Wie der Originaltitel "Milano trema: la polizia vuole giustizia" nahe legt, geht es um den angesichts der Verbrechensrate teils korrupten, desillusionierten und ohnmächtigen Polizeiapparat.
Kommissar Caneparo (Luc Merenda) strebt nach Gerechtigkeit. Einerseits tut er das im Zuge seines polizeilichen Auftrags für die Zivilbevölkerung, die unter den brutalen Verbrechen in Mailand zu leiden hat. Sein oberstes Bestreben ist, im Namen der unschuldigen Opfer und deren Familien, die Mörder und Diebe zur Strecke zu bringen. Koste es, was es wolle.
Andererseits wird es für ihn sehr bald schon zu einer ganz persönlichen Angelegenheit. Denn der Kommissar beabsichtigt, auch für seinen ermordeten Freund und Vorgesetzten Del Buono blutige Rache zu üben.

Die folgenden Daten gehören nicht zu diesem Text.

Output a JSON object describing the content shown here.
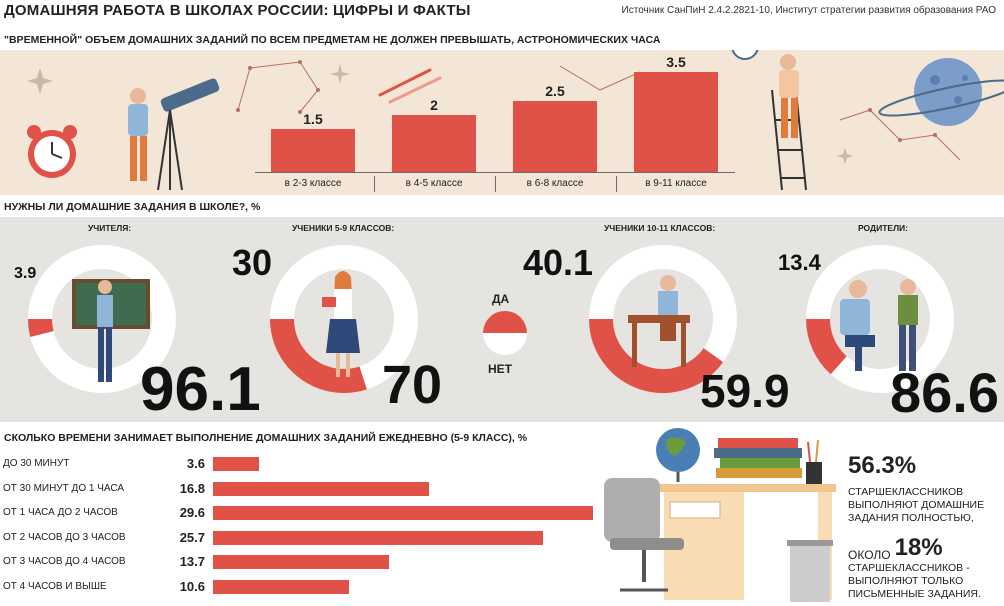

An genau diesem Punkt nimmt sozusagen die ganze Misere ihren Anfang. Denn Giorgio Caneparos Definition von Gerechtigkeit widerspricht offensichtlich nicht nur in Nuancen derjenigen des Gesetzgebers. Bei seinen Aktionen bleiben Unschuldige, die er eigentlich aufgrund seines Berufs schützen müsste, auf der Strecke.
Caneparo ist so heftig von seiner persönlichen Rachemission verblendet, dass er jegliche Skrupel in die Abgründe seiner Psyche verbannt und in der letzten Phase seines überhand nehmenden Vergeltungsdrangs nicht mehr nur anderen Menschen, sondern auch sich selbst massiven Schaden zufügt.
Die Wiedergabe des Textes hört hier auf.